Reproducibility Index

Notice: The reproducibility variables underlying each score are classified using an automated LLM-based pipeline, validated against a manually labeled dataset. LLM-based classification introduces uncertainty and potential bias; scores should be interpreted as estimates. Full accuracy metrics and methodology are described in Coakley et alK. L. Coakley, T. Snelleman, H. Hoos, and O. E. Gundersen, "The embrace of open science: An analysis of a decade of AI research and 56 800 conference papers," Under Review, 2026..

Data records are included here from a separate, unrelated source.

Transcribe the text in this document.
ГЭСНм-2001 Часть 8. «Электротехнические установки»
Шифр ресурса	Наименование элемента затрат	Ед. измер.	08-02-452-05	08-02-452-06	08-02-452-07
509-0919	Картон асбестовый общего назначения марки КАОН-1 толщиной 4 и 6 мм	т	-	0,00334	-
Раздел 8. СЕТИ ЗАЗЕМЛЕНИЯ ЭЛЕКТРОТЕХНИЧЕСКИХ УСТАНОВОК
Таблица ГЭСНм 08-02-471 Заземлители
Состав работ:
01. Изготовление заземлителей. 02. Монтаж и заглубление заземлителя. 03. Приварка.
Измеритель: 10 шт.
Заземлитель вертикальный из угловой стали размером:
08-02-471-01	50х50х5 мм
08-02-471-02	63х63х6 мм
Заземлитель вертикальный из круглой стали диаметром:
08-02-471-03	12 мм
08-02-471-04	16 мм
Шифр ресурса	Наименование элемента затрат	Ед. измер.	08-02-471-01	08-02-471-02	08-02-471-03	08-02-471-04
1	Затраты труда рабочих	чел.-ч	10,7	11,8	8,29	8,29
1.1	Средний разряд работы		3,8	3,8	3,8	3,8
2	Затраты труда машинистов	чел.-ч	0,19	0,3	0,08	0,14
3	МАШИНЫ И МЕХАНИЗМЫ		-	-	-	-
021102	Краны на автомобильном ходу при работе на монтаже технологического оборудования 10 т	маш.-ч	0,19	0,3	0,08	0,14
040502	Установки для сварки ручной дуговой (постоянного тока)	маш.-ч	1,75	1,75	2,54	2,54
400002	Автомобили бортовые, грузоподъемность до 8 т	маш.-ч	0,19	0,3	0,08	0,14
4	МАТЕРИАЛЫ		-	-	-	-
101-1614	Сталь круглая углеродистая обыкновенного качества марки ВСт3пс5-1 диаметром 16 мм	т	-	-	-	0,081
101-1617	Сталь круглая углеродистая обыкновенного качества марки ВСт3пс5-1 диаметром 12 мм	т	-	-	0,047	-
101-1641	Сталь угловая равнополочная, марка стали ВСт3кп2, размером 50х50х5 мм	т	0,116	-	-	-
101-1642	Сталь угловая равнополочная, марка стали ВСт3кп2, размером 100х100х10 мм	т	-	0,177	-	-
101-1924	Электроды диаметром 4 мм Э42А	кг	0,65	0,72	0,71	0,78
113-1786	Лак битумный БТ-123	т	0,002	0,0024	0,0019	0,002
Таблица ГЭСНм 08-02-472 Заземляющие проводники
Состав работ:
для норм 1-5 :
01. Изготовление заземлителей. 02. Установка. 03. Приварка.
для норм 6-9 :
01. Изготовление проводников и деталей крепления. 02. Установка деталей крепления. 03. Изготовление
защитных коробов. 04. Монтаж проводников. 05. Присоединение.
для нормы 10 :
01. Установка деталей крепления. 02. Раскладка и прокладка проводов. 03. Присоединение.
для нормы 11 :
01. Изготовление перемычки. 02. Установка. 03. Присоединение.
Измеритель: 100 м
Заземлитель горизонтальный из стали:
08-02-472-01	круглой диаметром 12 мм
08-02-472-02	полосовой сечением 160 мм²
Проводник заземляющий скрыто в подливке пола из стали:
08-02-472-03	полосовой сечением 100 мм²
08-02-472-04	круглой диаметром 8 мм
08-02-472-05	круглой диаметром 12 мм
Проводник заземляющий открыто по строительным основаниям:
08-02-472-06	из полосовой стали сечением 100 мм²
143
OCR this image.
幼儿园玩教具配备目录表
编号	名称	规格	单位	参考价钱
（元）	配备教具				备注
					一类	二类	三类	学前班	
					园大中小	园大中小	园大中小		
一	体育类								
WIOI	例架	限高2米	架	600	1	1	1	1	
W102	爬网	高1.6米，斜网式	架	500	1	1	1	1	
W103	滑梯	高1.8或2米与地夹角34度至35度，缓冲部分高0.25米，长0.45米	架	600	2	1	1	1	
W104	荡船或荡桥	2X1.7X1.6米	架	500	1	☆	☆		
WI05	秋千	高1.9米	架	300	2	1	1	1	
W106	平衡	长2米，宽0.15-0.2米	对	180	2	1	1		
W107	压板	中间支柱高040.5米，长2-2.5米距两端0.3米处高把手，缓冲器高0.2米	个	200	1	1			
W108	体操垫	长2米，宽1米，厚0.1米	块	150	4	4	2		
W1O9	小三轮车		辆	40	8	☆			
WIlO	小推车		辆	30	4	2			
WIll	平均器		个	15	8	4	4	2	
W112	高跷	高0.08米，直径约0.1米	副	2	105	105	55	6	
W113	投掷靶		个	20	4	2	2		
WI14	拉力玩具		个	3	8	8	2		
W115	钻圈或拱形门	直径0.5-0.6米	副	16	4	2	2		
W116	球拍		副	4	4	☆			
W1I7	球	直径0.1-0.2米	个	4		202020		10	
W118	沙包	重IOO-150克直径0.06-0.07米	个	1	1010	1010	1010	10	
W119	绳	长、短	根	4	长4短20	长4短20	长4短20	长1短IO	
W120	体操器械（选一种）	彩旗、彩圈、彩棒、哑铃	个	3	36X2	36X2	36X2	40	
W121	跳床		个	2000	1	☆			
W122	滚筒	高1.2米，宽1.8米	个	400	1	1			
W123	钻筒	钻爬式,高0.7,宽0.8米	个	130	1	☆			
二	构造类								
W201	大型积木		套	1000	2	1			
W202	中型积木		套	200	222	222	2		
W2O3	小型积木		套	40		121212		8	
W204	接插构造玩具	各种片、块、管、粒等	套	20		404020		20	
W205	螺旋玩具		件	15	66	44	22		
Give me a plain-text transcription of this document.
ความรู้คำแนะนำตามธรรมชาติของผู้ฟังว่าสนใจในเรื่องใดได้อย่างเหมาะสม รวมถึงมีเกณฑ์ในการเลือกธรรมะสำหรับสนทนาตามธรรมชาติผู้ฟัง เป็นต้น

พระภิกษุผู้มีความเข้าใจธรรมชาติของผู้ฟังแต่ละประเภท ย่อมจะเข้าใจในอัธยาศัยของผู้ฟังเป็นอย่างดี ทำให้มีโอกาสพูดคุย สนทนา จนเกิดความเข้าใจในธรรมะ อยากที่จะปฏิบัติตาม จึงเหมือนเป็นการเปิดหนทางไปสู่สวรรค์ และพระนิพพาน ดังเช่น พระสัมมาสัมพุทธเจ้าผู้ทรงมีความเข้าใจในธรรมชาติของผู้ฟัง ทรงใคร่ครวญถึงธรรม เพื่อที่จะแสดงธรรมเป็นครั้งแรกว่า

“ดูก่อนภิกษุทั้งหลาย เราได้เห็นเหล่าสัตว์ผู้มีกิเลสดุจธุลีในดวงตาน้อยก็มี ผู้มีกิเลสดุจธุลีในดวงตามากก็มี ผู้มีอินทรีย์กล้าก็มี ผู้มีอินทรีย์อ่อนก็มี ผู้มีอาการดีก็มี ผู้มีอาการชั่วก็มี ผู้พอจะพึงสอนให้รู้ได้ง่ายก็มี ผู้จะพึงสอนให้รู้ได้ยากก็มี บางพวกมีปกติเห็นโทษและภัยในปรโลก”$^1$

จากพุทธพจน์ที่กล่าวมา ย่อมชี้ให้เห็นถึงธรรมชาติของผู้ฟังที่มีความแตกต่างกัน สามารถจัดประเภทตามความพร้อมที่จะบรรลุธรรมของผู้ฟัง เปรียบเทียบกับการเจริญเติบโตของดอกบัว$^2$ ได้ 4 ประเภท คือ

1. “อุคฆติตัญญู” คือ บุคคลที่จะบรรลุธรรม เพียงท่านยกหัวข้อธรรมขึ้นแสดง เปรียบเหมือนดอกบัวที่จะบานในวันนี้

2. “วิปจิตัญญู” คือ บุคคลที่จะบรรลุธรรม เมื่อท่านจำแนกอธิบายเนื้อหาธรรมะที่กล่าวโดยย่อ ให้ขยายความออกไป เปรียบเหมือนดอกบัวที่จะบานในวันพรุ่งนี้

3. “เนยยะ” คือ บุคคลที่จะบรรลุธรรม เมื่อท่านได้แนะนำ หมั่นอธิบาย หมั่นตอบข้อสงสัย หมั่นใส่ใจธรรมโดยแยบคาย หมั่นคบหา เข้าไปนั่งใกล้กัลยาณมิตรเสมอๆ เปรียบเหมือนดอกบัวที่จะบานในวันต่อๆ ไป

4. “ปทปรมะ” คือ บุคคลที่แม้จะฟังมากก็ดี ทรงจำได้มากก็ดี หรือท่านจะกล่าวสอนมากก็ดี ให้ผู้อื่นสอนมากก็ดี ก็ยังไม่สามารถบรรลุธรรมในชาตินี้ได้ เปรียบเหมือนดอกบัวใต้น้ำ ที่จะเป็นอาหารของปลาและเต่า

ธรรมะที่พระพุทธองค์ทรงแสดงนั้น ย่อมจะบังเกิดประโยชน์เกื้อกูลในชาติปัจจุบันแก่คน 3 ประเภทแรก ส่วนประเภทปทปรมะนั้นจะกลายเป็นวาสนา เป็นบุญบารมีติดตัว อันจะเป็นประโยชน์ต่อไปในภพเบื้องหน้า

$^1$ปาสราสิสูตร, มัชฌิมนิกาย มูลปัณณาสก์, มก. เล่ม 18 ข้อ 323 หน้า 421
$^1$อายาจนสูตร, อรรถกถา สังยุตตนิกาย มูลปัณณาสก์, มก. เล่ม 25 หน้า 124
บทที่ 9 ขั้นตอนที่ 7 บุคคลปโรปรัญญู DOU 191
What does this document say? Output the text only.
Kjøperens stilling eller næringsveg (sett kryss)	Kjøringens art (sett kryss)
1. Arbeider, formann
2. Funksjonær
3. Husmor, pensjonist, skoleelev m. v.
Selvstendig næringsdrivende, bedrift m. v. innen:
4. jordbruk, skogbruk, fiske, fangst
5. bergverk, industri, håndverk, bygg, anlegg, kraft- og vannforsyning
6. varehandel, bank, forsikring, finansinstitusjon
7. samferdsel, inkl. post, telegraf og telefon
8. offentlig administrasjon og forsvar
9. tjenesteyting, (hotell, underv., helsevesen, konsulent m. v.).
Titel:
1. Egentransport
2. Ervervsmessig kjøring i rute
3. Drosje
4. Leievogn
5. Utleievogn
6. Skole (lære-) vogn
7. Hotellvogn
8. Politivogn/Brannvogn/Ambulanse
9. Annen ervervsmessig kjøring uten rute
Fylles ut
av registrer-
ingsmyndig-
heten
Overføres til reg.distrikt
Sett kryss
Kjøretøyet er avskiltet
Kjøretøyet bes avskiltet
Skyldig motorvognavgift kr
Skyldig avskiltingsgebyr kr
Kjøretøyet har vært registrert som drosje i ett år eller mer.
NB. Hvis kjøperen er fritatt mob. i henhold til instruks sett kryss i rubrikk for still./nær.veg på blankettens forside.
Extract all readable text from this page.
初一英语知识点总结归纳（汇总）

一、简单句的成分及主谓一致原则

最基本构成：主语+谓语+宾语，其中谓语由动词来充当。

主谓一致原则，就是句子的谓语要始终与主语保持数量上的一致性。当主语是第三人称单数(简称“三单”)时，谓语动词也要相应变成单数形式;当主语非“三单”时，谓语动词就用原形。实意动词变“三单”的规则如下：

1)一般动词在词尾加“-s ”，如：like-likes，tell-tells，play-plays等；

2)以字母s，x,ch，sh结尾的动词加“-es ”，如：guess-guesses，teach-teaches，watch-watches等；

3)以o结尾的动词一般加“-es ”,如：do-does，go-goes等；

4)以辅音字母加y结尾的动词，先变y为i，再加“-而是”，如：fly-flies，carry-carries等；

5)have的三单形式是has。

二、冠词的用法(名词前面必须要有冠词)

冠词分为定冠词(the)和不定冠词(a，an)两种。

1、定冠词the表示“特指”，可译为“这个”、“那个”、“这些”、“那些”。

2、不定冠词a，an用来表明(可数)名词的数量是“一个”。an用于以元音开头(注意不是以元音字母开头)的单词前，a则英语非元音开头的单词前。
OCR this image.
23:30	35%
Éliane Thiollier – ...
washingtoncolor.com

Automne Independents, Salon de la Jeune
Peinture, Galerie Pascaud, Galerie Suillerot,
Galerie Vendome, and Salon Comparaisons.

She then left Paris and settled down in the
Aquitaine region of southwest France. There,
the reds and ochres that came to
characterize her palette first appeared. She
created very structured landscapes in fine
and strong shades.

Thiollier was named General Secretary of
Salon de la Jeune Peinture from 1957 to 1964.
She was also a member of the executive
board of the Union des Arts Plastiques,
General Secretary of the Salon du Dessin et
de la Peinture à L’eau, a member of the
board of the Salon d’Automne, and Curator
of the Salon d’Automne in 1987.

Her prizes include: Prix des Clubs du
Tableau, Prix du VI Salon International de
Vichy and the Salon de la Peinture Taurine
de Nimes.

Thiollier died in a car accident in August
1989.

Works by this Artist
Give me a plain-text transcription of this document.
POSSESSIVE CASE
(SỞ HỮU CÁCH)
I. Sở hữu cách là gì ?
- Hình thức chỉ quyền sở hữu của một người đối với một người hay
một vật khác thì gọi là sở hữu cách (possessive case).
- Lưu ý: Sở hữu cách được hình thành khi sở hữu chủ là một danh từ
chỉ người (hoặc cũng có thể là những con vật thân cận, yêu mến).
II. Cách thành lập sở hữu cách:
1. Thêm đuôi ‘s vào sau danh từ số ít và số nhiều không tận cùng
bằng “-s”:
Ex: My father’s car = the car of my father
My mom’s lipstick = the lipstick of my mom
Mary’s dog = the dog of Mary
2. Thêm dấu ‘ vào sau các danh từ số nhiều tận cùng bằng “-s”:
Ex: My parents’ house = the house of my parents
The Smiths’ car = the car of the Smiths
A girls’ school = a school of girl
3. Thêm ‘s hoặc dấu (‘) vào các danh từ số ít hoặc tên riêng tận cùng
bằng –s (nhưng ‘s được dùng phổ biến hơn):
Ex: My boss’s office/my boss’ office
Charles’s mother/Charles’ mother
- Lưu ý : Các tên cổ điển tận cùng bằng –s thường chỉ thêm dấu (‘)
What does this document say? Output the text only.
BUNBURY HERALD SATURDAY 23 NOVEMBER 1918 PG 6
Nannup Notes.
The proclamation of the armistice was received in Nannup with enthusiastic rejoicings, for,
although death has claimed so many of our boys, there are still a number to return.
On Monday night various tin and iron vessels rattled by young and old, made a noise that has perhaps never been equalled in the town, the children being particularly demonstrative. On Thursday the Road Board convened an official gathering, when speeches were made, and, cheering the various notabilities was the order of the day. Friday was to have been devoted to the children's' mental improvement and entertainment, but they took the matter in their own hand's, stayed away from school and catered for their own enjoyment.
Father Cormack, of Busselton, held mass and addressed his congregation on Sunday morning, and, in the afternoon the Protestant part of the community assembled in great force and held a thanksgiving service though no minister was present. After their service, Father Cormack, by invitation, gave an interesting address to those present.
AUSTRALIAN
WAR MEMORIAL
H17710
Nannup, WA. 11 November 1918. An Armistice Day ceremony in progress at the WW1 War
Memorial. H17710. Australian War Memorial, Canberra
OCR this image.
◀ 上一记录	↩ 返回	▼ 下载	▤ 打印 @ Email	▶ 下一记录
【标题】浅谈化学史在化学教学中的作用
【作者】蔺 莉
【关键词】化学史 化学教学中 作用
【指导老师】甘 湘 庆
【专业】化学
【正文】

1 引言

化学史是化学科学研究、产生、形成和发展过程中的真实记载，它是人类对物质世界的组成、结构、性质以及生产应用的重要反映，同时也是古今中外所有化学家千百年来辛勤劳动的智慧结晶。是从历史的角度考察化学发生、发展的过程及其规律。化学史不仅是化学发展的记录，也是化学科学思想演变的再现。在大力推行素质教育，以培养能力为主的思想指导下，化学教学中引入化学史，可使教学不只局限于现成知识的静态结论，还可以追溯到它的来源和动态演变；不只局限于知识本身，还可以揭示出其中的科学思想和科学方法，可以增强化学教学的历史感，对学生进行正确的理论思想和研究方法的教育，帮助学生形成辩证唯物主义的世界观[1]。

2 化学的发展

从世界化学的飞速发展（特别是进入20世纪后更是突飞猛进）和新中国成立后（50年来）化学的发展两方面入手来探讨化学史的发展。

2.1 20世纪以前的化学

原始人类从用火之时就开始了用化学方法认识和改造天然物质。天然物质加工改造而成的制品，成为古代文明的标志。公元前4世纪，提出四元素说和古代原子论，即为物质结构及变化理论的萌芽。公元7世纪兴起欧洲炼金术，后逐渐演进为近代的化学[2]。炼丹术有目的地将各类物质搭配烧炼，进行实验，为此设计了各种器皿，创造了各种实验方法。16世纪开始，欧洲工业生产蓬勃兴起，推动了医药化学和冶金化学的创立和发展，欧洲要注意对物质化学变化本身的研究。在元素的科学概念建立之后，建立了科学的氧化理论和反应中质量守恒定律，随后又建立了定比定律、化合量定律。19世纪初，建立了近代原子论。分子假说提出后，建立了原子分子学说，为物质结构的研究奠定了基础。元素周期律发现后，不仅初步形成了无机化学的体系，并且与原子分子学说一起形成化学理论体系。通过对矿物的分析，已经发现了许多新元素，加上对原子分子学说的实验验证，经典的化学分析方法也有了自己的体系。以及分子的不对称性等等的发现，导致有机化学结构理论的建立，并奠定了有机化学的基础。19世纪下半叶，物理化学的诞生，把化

Emergence of In-Context Reinforcement Learning from Noise Distillation

Authors: Ilya Zisman, Vladislav Kurenkov, Alexander Nikulin, Viacheslav Sinii, Sergey Kolesnikov

ICML 2024 | Venue PDF | LLM Run Details

Reproducibility Variable	Result	LLM Response
Research Type	Experimental	We show that it is viable to construct a synthetic noise injection curriculum which helps to obtain learning histories. Moreover, we experimentally demonstrate that it is possible to alleviate the need for generation using optimal policies, with in-context RL still able to outperform the best suboptimal policy in a learning dataset by a 2x margin.
Researcher Affiliation	Collaboration	1AIRI, Moscow, Russia 2Skoltech, Moscow, Russia 3Innopolis University, Kazan, Russia 4MIPT, Moscow, Russia 5Tinkoff, Moscow, Russia. *Work done while at Tinkoff
Pseudocode	Yes	Algorithm 1 Data Generation
Open Source Code	Yes	Our implementation is available at https://github.com/ corl-team/ad-eps
Open Datasets	No	The paper describes generating data within custom environments (Dark Room, Key-to-Door, Watermaze) and does not provide concrete access information (link, DOI, formal citation) for a publicly available or open dataset used for training.
Dataset Splits	Yes	In total, there are 81 goals, of which we use 65 for training and 16 for evaluation. We employ Gtrain, Geval, Gtest task split, Gtrain, Geval during the pre-training phase to select the best model, Gtest during evaluation.
Hardware Specification	No	The paper does not provide specific hardware details such as exact GPU/CPU models, processor types, or memory amounts used for running its experiments.
Software Dependencies	No	The paper mentions software packages like CORL package, stable-baselines3, DMLab, and Shimmy package, but does not provide specific version numbers for these software dependencies required for replication.
Experiment Setup	Yes	The exact hyperparameters of the model can be found in Appendix F. We compute the decay rate by regulating how many histories (full trajectories until termination) are generated for a single goal. The exact number of histories is reported in Appendix G.